Mitte September ist Schluss
Aus für Restaurant "Hohoffs 800°" im Alten Fährhaus
[Update] Hamm - Die Gerüchte gab es schon seit längerer Zeit - jetzt haben sie sich bestätigt: Das Restaurant "Hohoffs 800°" im Alten Fährhaus an der Fährstraße schließt. Und das noch schneller als von manchen befürchtet.
Inmitten einer per Mail und Facebook verbreiteten, schwülstig formulierten Pressemeldung zu konzeptionellen Veränderungen
und Entwicklungen ist eine Passage zum Standort Hamm versteckt.
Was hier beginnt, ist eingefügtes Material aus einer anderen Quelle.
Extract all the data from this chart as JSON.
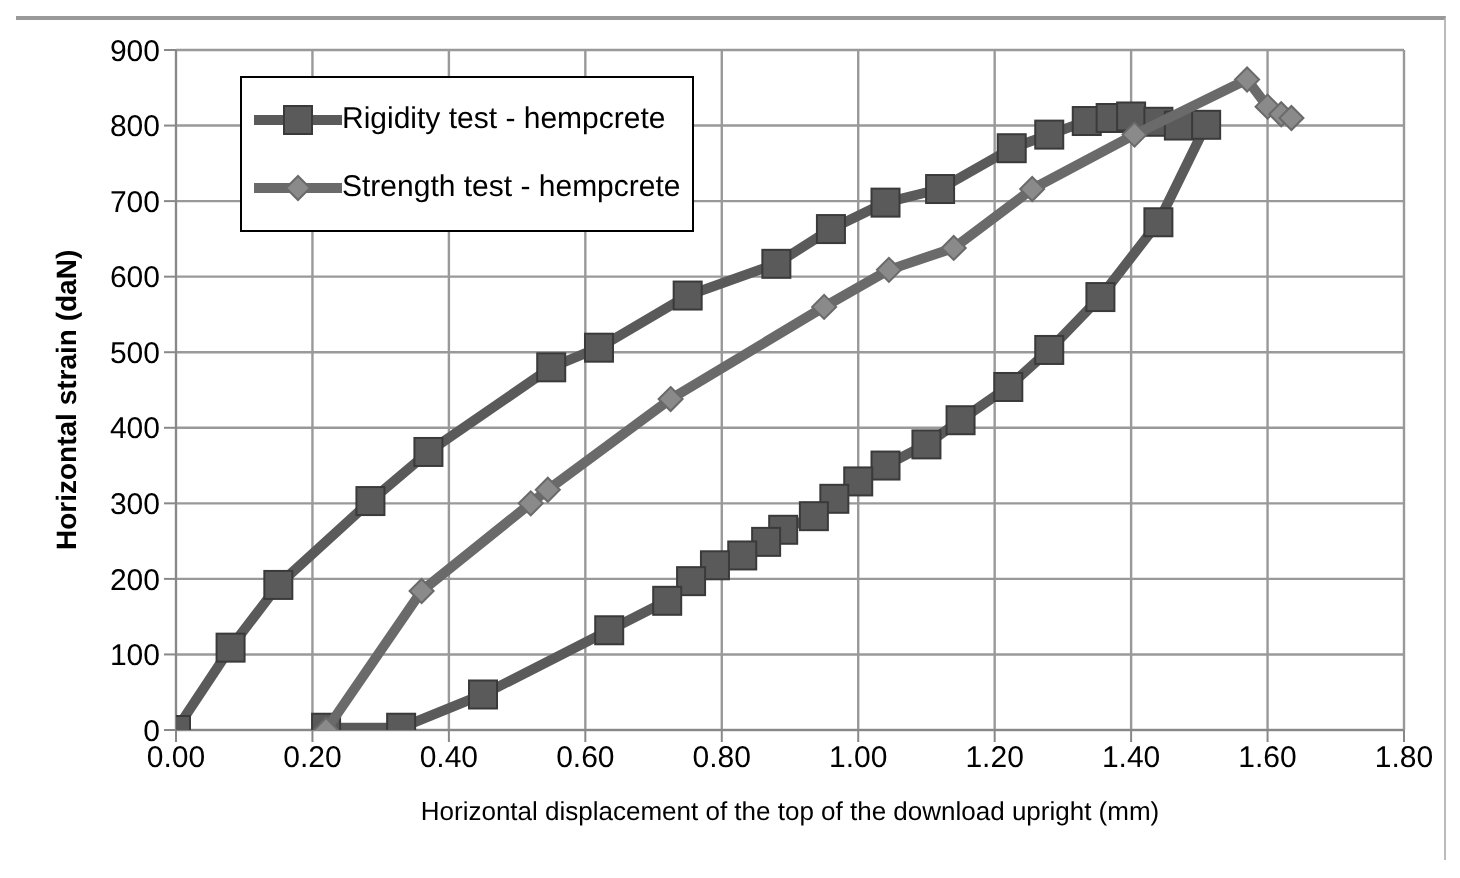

Dort heißt es: "Das Alte Fährhaus 'macht die Schotten dicht'." Und dann deutlicher: "Unsere gastronomische Reise mit dem Fährmann endet nun Mitte September."
Wie "in der See- und Schifffahrt häufig zu beobachten" sei, habe man mit dem Hohoffs 800° "windige, turbulente, wunderschöne und emotionale Zeiten erlebt". Bis Mitte September wolle man den Geschäftsbetrieb noch aufrecht halten und die Gäste im Restaurant und im Biergarten bewirten.
Immer wieder hatte es in der jüngeren Vergangenheit Gerüchte über schwache Zahlen des Hammer Standorts gegeben; zuletzt deuteten nach WA-Informationen eindeutige Angebote für das Personal auf ein mögliches Schließungsszenario hin. Konkretisiert werden diese Informationen in der Mitteilung am Montagnachmittag nicht.
Inhaber Michael Hohoff begründet die Neuausrichtung der Geschäfte vielmehr wie folgt: "Ich erreiche in Kürze einen 'magischen'
Tag, meinen 50. Geburtstag. Andere werden in diesem Alter vielleicht träge, aber ich habe tierisch Lust, noch mal richtig Gas zu geben." Man wolle nun zurück zu den Wurzeln und sich wieder "verstärkt auf den Ursprung konzentrieren, das Handwerk – im Großen und im Kleinen.“ Das heißt im Kern: Der Standort Hagen wird aufgewertet, der Standort Dortmund steht nur noch für Event-Buchungen zur Verfügung, und der Standort Hamm wird komplett geschlossen.
Hohoff hatte das denkmalgeschützte Gebäudeensemble an der Fährstraße vor drei Jahren von der Besitzerin, der Klinik für Manuelle Therapie, gepachtet. Die Kündigung ging dort fristgerecht ein. Das Hammer Haus beschäftigt insgesamt 19 Mitarbeiter, davon etwa die Hälfte fest. Allen seien gesicherte Arbeitsplätze angeboten worden, betont Michael Hohoff.
Das Unternehmen dankt den "Hammer und Dortmunder Kunden für den großartigen Zuspruch". Verbliebene Gutscheine könnten an den verbleibenden Standorten in Waltrop und Hagen eingelöst werden.